Before moving to the U.S., Sturm worked for German regional and national media, including national daily newspapers such as Die Welt, Berliner Zeitung, and Südkurier, and as the Chief Editor of the monthly-illustrated magazine Kreuzer in Leipzig. In 2002, after moving to the U.S. Sturm became a staff writer for City Pulse, a popular alternative newsweekly in Lansing, Michigan. From 2004 to 2006, he worked as a full-time journalism instructor at Youngstown State University and as the faculty adviser for the student newspaper, The Jambar. He co-edits a popular online German literary and cultural studies magazine, parapluie, founded together with University of Tübingen colleagues in 1995. Daniel is the co-author of Stadiongeschichten, a 2002 book on stadium politics, sports history and urban planning in Leipzig (Germany).

==Nonprofit career==
In 2005, Sturm established prisonersolidarity.org, a website and listserv that publishes research, news, opinion pieces and educational material from activists, writers, prisoners, and the concerned public. The Prisonersolidarity project (which has 650 subscribers) was inspired by his work with labor and civil rights attorneys Staughton and Alice Lynd, and the families and community groups involved in the Youngstown Prison Forum.

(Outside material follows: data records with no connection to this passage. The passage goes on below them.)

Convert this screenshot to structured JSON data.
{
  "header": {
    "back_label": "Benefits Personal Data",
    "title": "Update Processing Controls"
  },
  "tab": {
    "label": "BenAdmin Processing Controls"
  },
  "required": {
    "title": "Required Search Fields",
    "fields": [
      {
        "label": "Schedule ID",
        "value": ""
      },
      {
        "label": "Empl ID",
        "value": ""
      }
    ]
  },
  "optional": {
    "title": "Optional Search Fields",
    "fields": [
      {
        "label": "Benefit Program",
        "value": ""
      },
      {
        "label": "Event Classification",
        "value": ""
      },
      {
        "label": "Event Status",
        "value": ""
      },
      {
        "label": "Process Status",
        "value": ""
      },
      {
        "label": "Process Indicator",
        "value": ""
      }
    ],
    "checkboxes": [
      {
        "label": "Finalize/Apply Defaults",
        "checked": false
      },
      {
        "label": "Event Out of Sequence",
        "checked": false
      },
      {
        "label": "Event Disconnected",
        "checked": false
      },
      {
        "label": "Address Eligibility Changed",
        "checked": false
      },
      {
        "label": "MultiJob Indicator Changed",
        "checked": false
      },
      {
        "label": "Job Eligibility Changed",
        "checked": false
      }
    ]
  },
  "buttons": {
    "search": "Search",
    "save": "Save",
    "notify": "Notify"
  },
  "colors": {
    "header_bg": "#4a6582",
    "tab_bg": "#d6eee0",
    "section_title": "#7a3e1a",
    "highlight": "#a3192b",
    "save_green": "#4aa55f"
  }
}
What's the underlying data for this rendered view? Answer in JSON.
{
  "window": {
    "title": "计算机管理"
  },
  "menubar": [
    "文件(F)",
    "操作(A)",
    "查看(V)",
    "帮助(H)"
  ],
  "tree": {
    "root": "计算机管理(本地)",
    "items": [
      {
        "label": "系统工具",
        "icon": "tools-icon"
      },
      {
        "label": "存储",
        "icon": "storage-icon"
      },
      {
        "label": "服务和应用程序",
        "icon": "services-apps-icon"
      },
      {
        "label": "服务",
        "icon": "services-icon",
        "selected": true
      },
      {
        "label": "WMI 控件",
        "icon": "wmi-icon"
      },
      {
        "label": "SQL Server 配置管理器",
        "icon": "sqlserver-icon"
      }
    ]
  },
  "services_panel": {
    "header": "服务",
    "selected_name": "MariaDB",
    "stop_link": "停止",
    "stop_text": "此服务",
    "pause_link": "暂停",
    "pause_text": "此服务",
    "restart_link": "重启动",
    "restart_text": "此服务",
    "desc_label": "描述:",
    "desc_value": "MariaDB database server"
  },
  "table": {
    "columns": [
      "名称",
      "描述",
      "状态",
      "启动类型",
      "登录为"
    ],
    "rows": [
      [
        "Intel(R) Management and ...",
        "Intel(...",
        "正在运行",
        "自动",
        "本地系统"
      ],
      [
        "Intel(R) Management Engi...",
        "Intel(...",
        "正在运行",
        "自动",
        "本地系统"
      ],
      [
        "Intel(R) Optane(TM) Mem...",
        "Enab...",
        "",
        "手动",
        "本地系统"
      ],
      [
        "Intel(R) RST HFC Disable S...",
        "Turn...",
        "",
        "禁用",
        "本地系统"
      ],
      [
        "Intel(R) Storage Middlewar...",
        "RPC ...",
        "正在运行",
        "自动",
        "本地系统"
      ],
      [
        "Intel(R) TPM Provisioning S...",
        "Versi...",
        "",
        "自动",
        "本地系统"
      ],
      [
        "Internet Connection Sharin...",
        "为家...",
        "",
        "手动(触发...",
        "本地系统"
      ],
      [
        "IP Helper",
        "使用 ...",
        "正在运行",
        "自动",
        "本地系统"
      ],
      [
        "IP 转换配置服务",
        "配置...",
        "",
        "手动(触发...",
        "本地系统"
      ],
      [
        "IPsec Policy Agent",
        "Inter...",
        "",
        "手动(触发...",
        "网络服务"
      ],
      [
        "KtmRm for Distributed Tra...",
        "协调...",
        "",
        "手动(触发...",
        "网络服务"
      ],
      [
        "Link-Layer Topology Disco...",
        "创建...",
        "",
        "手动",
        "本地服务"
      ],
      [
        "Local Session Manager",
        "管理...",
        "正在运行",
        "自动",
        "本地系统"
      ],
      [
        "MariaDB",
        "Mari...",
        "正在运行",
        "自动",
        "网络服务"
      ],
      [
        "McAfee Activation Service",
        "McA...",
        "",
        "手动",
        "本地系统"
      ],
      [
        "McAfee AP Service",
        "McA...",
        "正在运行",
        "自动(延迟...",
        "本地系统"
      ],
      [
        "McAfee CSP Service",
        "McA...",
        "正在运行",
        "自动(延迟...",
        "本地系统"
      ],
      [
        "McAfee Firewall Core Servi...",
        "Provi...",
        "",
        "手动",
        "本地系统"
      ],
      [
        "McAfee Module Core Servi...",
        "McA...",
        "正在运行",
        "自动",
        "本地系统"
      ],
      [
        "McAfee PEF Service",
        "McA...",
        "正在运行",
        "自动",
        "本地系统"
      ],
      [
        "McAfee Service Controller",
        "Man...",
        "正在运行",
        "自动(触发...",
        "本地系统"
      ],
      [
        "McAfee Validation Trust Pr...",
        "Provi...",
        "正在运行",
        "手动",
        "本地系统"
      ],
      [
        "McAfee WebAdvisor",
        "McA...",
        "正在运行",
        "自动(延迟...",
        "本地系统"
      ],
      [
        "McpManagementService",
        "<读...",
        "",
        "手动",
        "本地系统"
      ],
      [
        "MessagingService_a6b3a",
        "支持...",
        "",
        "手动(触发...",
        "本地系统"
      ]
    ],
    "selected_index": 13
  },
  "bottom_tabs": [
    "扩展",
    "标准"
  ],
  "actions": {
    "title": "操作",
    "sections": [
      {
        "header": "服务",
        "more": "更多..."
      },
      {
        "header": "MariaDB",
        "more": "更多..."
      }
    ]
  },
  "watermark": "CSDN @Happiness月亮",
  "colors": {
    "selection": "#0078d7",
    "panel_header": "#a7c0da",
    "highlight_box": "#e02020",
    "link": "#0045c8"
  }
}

Daniel Sturm is a knowledge management and monitoring, evaluation and learning professional. With senior-level expertise in grants management, program evaluation and nonprofit training, Sturm has contributed to empowering marginalized populations and raising organizational excellence. Sturm has worked as a Research and Evaluation Manager for Migration and Refugee Services, United States Conference of Catholic Bishops, where he has co-developed several successful multi-million dollar federal proposals, as well as privately funded projects. From 2007 to 2010 he was a Consultant for RefugeeWorks, the National Center for Refugee Employment and Self-Sufficiency at Lutheran Immigration and Refugee Service, where he managed the production of nationally circulated publications, handled all strategic marketing projects and gave informative presentations at conferences and workshops throughout the United States. Sturm edits the Refugee Research Blog that aggregates research findings on issues relevant to international migration and refugee integration practitioners, including employment, language, housing, social capital, volunteer and community support. In 2017, Sturm met with volunteers, nonprofit members and resettlement practitioners during a research sabbatical, to study Germany's the welcome of one million Syrian refugees, and to foster a dialogue about best practices and service delivery. He holds a master's degree in literature, Linguistics and Anthropology from the University of Tübingen. He is an alumnus of a Distinguished ifp Journalism School in Munich, Germany.